Todo esto va ligado a la pérdida de autoridad de la madre y el padre, que se ve sustituida por la autoridad de los expertos y las instituciones. Las familias tienen que confiar y delegar en aquellos que dicen saber qué hacer con sus hijos para que se conviertan en personas de provecho. Muchas familias luchan contra esta invasión de su espacio desde el nacimiento de su primer hijo, rechazando las propuestas del hospital para que el parto sea medicalizado, las del pediatra sobre la alimentación cada 3 horas y las papillas de verdura y pollo a los 4 meses, las de la guardería para que enseñen a dormir a su hijo, y las de la escuela para que conviertan su casa en la continuación del colegio. Y es una lucha continua. Lo cómodo es aceptar las propuestas mayoritarias y fluir.

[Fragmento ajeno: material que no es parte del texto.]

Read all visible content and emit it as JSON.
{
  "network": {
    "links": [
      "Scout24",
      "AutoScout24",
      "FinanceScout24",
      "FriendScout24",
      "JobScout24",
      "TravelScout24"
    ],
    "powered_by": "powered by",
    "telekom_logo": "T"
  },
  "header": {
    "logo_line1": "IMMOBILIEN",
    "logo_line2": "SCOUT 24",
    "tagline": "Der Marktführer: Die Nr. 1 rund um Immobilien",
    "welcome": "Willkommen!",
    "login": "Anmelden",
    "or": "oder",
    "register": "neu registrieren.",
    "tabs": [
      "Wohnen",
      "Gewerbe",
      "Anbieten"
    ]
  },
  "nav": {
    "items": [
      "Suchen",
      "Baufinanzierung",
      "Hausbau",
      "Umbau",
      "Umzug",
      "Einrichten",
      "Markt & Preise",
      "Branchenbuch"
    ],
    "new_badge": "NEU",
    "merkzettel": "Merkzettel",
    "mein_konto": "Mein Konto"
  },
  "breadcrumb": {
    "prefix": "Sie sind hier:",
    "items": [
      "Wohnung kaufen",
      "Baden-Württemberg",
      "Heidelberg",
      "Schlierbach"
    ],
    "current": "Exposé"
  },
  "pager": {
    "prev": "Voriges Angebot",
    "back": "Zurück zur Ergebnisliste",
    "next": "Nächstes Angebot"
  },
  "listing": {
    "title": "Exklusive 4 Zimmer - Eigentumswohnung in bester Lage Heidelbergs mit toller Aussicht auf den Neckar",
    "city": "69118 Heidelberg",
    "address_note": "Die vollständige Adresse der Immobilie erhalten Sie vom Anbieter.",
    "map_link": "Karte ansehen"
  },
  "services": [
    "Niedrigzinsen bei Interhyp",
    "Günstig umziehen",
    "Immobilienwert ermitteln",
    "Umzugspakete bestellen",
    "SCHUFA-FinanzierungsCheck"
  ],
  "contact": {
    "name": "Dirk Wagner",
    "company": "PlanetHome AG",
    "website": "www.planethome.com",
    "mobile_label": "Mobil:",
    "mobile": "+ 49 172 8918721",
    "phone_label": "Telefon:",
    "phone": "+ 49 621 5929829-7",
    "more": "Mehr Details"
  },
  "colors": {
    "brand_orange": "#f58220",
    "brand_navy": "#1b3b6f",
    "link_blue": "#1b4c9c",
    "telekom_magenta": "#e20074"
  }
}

Pero hay personas que decidimos no fluir y hacer las cosas a nuestra manera. Es lo que tiene el pensamiento crítico: que al final lo usas y no aceptas las imposiciones de la sociedad, que te inbuye cucharadas con el truco del avioncito. Y al vida se convierte en una lucha continua. Pero es que, si no lo haces así, la vida sería tan aburrida. Mirar las cosas desde otros puntos de vista te hace actuar por el cambio. Y está claro que las personas que decimos que no a los expertos tenemos otro plan de ruta. La escuela pública como institución caritativa quedó atrás. Ahora tiene que adaptarse a los tiempos y repensar el tipo de ciudadano que quiere construir. Y esto es, por supuesto, una cuestión política, además de educativa, psicológica, logopédica, etc. Hemos de repensar la escuela desde la ética, e incluir a toda la sociedad en esta reflexión. Y hemos de repensar la formación de maestras y maestros para que sean capaces de cumplir los objetivos que la sociedad les solicita. Porque recordemos esto: la escuela está al servicio de la ciudadanía, no la ciudadanía al servicio de la escuela.